On écrit des articles pour dire que les femmes couchent par vanité, superstition ou reconnaissance, alors que les hommes ne couchent que par envie. Et on perpétue le fait que les hommes sont des bêtes en rut, et que les femmes des créatures chiantes et compliquées, et qui coucheront avec vous si vous payez un resto assez cher ou que vous leur faites de la peine, parce qu'elles seraient pas sympa de vous refuser quoi que ce soit.
ELLE qui se dit féministe ose se demander si la fellation est le ciment du couple, et nous fait comprendre que c'est un du de la femme pour l'homme. Super, l'idée de consentement.

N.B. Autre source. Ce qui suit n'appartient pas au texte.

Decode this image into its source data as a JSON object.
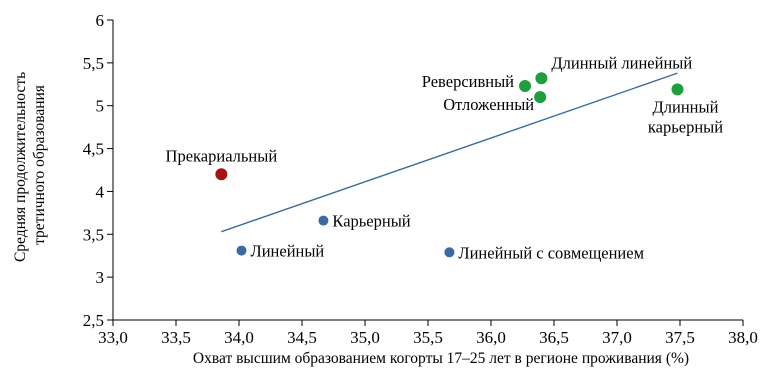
{
  "chart_data": {
    "type": "scatter",
    "title": "",
    "xlabel": "Охват высшим образованием когорты 17–25 лет в регионе проживания (%)",
    "ylabel_lines": [
      "Средняя продолжительность",
      "третичного образования"
    ],
    "xlim": [
      33.0,
      38.0
    ],
    "ylim": [
      2.5,
      6.0
    ],
    "xticks": [
      "33,0",
      "33,5",
      "34,0",
      "34,5",
      "35,0",
      "35,5",
      "36,0",
      "36,5",
      "37,0",
      "37,5",
      "38,0"
    ],
    "yticks": [
      "2,5",
      "3",
      "3,5",
      "4",
      "4,5",
      "5",
      "5,5",
      "6"
    ],
    "grid": false,
    "colors": {
      "green": "#1e9e3c",
      "blue": "#3a69a3",
      "red": "#a51313",
      "line": "#3b6b9a",
      "axis": "#000000"
    },
    "points": [
      {
        "label": [
          "Прекариальный"
        ],
        "x": 33.86,
        "y": 4.2,
        "color": "red",
        "label_pos": "above"
      },
      {
        "label": [
          "Линейный"
        ],
        "x": 34.02,
        "y": 3.31,
        "color": "blue",
        "label_pos": "right"
      },
      {
        "label": [
          "Карьерный"
        ],
        "x": 34.67,
        "y": 3.66,
        "color": "blue",
        "label_pos": "right"
      },
      {
        "label": [
          "Линейный с совмещением"
        ],
        "x": 35.67,
        "y": 3.29,
        "color": "blue",
        "label_pos": "right"
      },
      {
        "label": [
          "Реверсивный"
        ],
        "x": 36.27,
        "y": 5.23,
        "color": "green",
        "label_pos": "left"
      },
      {
        "label": [
          "Длинный линейный"
        ],
        "x": 36.4,
        "y": 5.32,
        "color": "green",
        "label_pos": "upright"
      },
      {
        "label": [
          "Отложенный"
        ],
        "x": 36.39,
        "y": 5.1,
        "color": "green",
        "label_pos": "below-left"
      },
      {
        "label": [
          "Длинный",
          "карьерный"
        ],
        "x": 37.48,
        "y": 5.19,
        "color": "green",
        "label_pos": "below"
      }
    ],
    "trendline": {
      "x": [
        33.86,
        37.48
      ],
      "y": [
        3.53,
        5.38
      ]
    }
  }
}
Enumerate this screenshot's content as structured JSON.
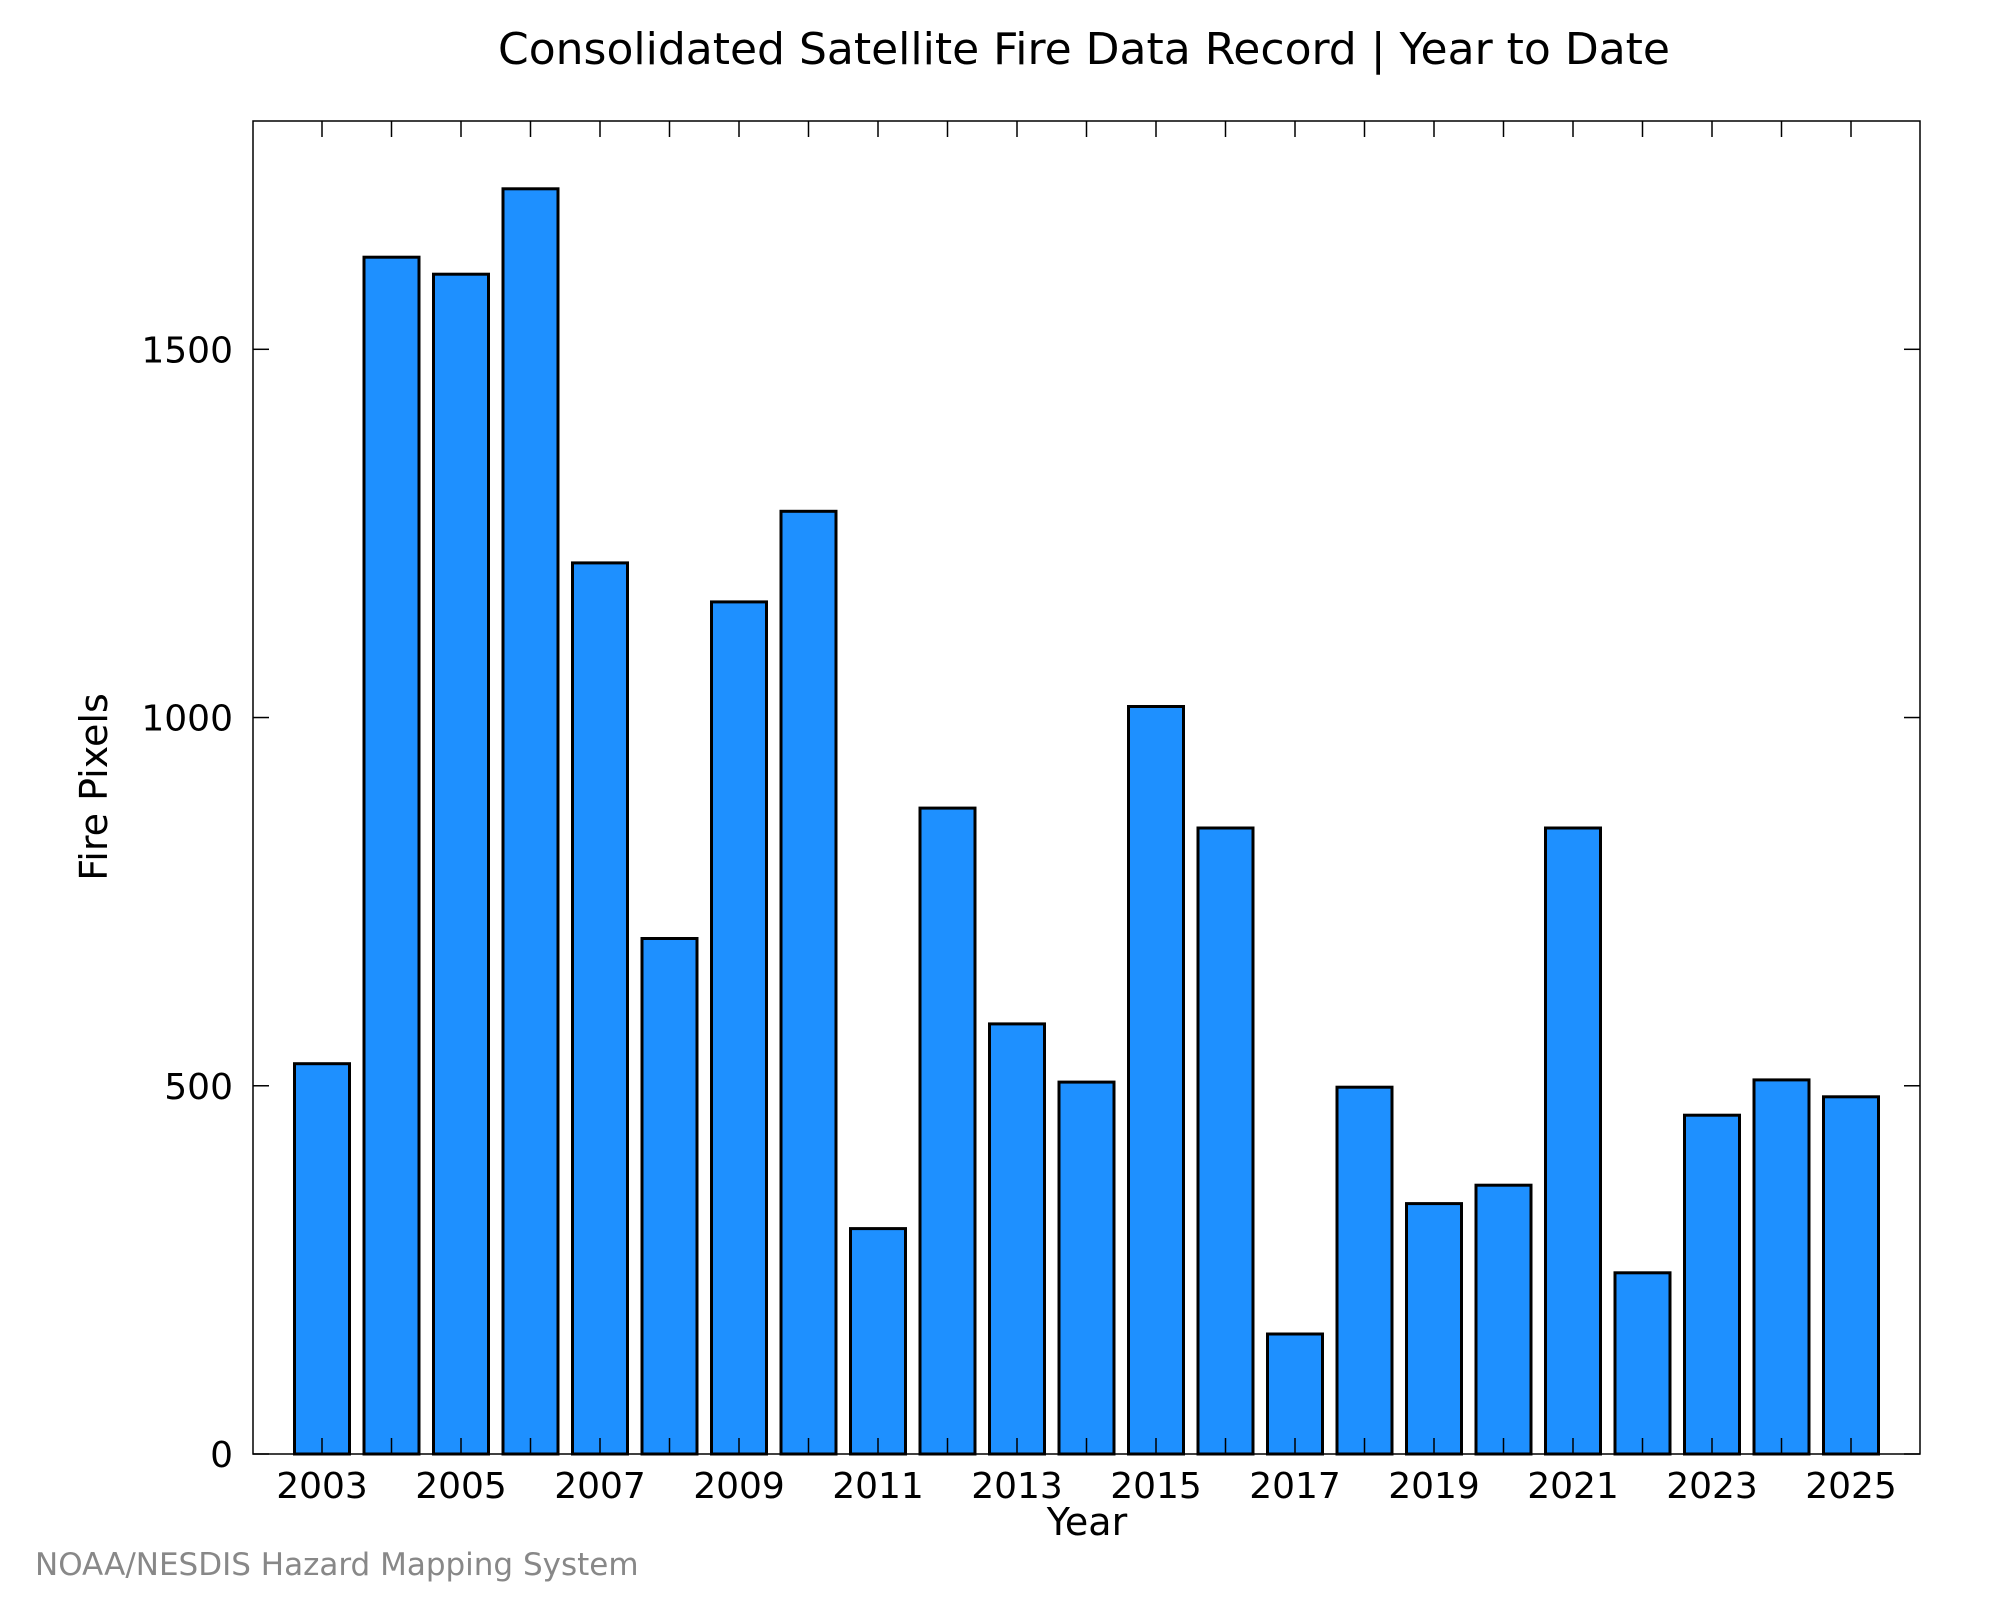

La preuve c'est qu'un bouquin aussi pathétique et mal écrit comme 50 nuances de Grey a un succès phénoménal auprès des femmes, alors qu'il ne fait que romantiser les relations abusives et le harcèlement. Le gars trace le téléphone de la fille dans le "bouquin" ce qui est même pas légal et l'héroïne trouve ça mignon et les lectrices avec elle. Uniquement parce que le type est beau et riche. Mais comme toute femme est tombée 100 fois sur un test débile similaire à celui sur les femmes de footballeurs (qui sont riches) ou un article minable où on lui dit : "Et puis bon, on ne va pas mentir, toute femme est sensible à l'effort qu'une personne s'est donnée pour elle. Ou à l'argent", beaucoup ne verront même plus le problème.
On retrouve beaucoup cette idée de soumission et de dépendance de la femme envers l'homme au final dans la presse féminine, et à travers ça on ne peut que rabaisser l'importance de leur vie professionnelle, que les induire en position de dépendance et de vulnérabilité dans le couple.
On rabaisse constamment la femme sous toutes ses formes sous couvert d'humour ou d'articles légers, alors qu'on devrait leur dire "Vous êtes des êtres humains qui peuvent tout faire et on vous DOIT un respect non négociable".
Du coup je prends tous ces articles, je les décortique, les critique, les ridiculise et m'en sert aussi de base pour faire un peu de pédagogie et faire passer le message féministe avec le talents que je pense posséder, à savoir le sarcasme et l'ironie.
Je rajouterais que la situation des femmes en France est bien sûr bien meilleure que dans d'autres pays, mais je suis convaincue qu'une égalité femmes-hommes fortement avancée et prise au sérieux dans les pays développés et modernes ne peut que pousser les autres à accorder aux femmes leurs droits fondamentaux, surtout dans un monde hyper-connecté qui avance à toute vitesse.